Social Entrepreneurship Program: Passion to Action
Castilleja School in Palo Alto, California
The Challenge:
Young female leaders at Castilleja School in Palo Alto set out to solve issues they identified within their own communities. Combining their passions and abilities together, these student leaders created meaningful solutions through an entrepreneurial process.
The Process:
WEEK-LONG DESIGN THINKING IMMERSION
The entire sophomore class tackled a design challenge to reimagine the 21st century library to learn foundational skills in ethnographic interviewing, brainstorming solutions, and building prototypes to get early user feedback.
DISCOVERING YOUR ENTREPRENEURIAL SWEET SPOT
Students applied their ethnographic interviewing skills to uncover an authentic need in the world that intersected a team passion and a set of abilities they possessed to deliver on the need.
REFINING CONCEPTS & BUILDING YOUR BUSINESS PLAN
Students spent three months conducting interviews with their audience, getting feedback on early ideas, and fleshing out a rough business plan.
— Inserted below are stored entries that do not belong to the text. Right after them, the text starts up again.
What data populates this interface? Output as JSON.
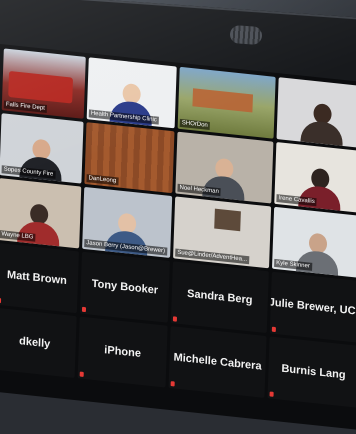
{
  "tiles": [
    {
      "label": "Falls Fire Dept",
      "scene": "fire-truck"
    },
    {
      "label": "Health Partnership Clinic",
      "scene": "speaker"
    },
    {
      "label": "SHOrDon",
      "scene": "campus"
    },
    {
      "label": "",
      "scene": "woman-dark-hair"
    },
    {
      "label": "Sopes County Fire",
      "scene": "man-glasses"
    },
    {
      "label": "DanLeong",
      "scene": "wood-panel"
    },
    {
      "label": "Noel Heckman",
      "scene": "office-man"
    },
    {
      "label": "Irene Cavallis",
      "scene": "woman-glasses"
    },
    {
      "label": "Wayne LBG",
      "scene": "woman-red"
    },
    {
      "label": "Jason Berry (Jason@Brewer)",
      "scene": "man-bald"
    },
    {
      "label": "Sue@Linder/AdventHea...",
      "scene": "office-wall"
    },
    {
      "label": "Kyle Skinner",
      "scene": "man-window"
    },
    {
      "name": "Matt Brown"
    },
    {
      "name": "Tony Booker"
    },
    {
      "name": "Sandra Berg"
    },
    {
      "name": "Julie Brewer, UCS"
    },
    {
      "name": "dkelly"
    },
    {
      "name": "iPhone"
    },
    {
      "name": "Michelle Cabrera"
    },
    {
      "name": "Burnis Lang"
    }
  ]
}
Teams advanced based on rigor of concept and commitment to the idea.
PITCHING TO VC PANEL FOR FUNDING
The finalists gave a 7-minute pitch to a panel of Silicon Valley VCs and seasoned entrepreneurs, including a live demo of their concept, its value proposition, analysis of the competitive landscape and proposed revenue model.
The Outcome:
Discouraged by the lack of female presence in STEM, one team came up with the idea of ‘STEMist Doll’ and app. The purpose of the STEMist Doll is to help young girls learn basic coding syntax while building a conversational relationship with their doll.
The team is following in the footsteps of GoldieBlox whose mission is to “disrupt the pink aisle” and give girls an alternative to images of women portrayed by Barbie and others.
They began by building the app to learn how best to couple the goal of giving girls confidence in basic coding syntax with the motivation to teach her doll conversational abilities such as IF I say “hello,” THEN say “how are you?”